An exception is taken to the fact that the jury first returned a verdict in which it was said that: "We, the jury, find the defendant guilty, and should be fined $100.00 and court costs," and to the court's directing them to change the verbiage thereof to mean what they intended to find, and they then merely amended their verdict to say: "We, the jury, find the defendant guilty and assess fine of $100.00 and court costs."

This last verdict was evidently what the jury meant by their first verdict, and the trial court was within its rights when he refused to receive the first verdict; and though we think the first verdict was sufficiently clear to show what was meant thereby, the court's action in having the same corrected was not erroneous.

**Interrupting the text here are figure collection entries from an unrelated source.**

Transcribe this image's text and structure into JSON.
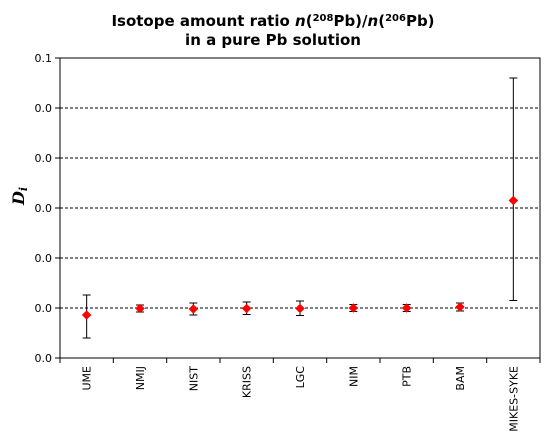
{
  "chart_data": {
    "type": "scatter",
    "title": {
      "line1_pre": "Isotope amount ratio ",
      "line1_n1": "n",
      "line1_open1": "(",
      "line1_sup1": "208",
      "line1_el1": "Pb)/",
      "line1_n2": "n",
      "line1_open2": "(",
      "line1_sup2": "206",
      "line1_el2": "Pb)",
      "line2": "in a pure Pb solution"
    },
    "ylabel": {
      "main": "D",
      "sub": "i"
    },
    "xlabel": "",
    "y_ticks": [
      "0.0",
      "0.0",
      "0.0",
      "0.0",
      "0.0",
      "0.0",
      "0.1"
    ],
    "ylim": [
      0,
      6
    ],
    "grid": "horizontal-dashed",
    "categories": [
      "UME",
      "NMIJ",
      "NIST",
      "KRISS",
      "LGC",
      "NIM",
      "PTB",
      "BAM",
      "MIKES-SYKE"
    ],
    "values": [
      0.86,
      0.99,
      0.98,
      0.99,
      0.99,
      1.0,
      1.0,
      1.02,
      3.15
    ],
    "error_low": [
      0.46,
      0.07,
      0.12,
      0.12,
      0.14,
      0.07,
      0.07,
      0.08,
      2.0
    ],
    "error_high": [
      0.4,
      0.07,
      0.12,
      0.13,
      0.15,
      0.07,
      0.07,
      0.08,
      2.45
    ],
    "marker_color": "#ff0000"
  }
}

See Branch's P. C., p. 333, Sec. 651.

It was not necessary that the jury should have been told by the court to include in their verdict of guilt, if such be found, the item of costs, such always following a verdict of guilt; nevertheless such an instruction we do not think evidences any error.

We think that no error is presented by the record, and the judgment is affirmed.

ON MOTION FOR REHEARING.






Addendum

Appellant, in his motion, strenuously insists that we erred in holding the evidence sufficient to sustain the judgment. We have again reviewed the statement of facts but remain of the opinion that the proof is sufficient to show that appellant was drunk on the night in question and while so intoxicated operated *561 an automobile on Chaparral Street in the City of Corpus Christi as charged in the information.

He next claims that the witness, R. E. McKenzie, was permitted to express his opinion that appellant was drunk, without stating any facts upon which to base the same. We find that appellant is laboring under a false impression. The record shows that McKenzie testified:

"I noticed a car which seemed to be pulling out from the curb in front of me and I cut my speed down. * * * I saw the car ahead of me run into the persons in the street. * * * The car ahead of me had proceeded across the intersection and stopped about a quarter of the way down the block. I helped put the injured woman into the ambulance and then went to where the car was parked. I helped take a man out of the car. He appeared to be dazed and was slumped over the steering wheel. * * * He was the same man who is the defendant in this case and is sitting in the court room. The man's breath smelled like whisky."

In our opinion, this justified the conclusion that appellant was drunk. However, there is evidence from other sources that his breath carried the odor of whisky; that he staggered and weaved when he got out of the car; and a bottle containing whisky was found in his car.

All other matters re-urged have been carefully considered by us and deemed to be without merit.

The motion for rehearing is overruled.

The foregoing opinion of the Commission of Appeals has been examined by the Judges of the Court of Criminal Appeals and approved by the Court.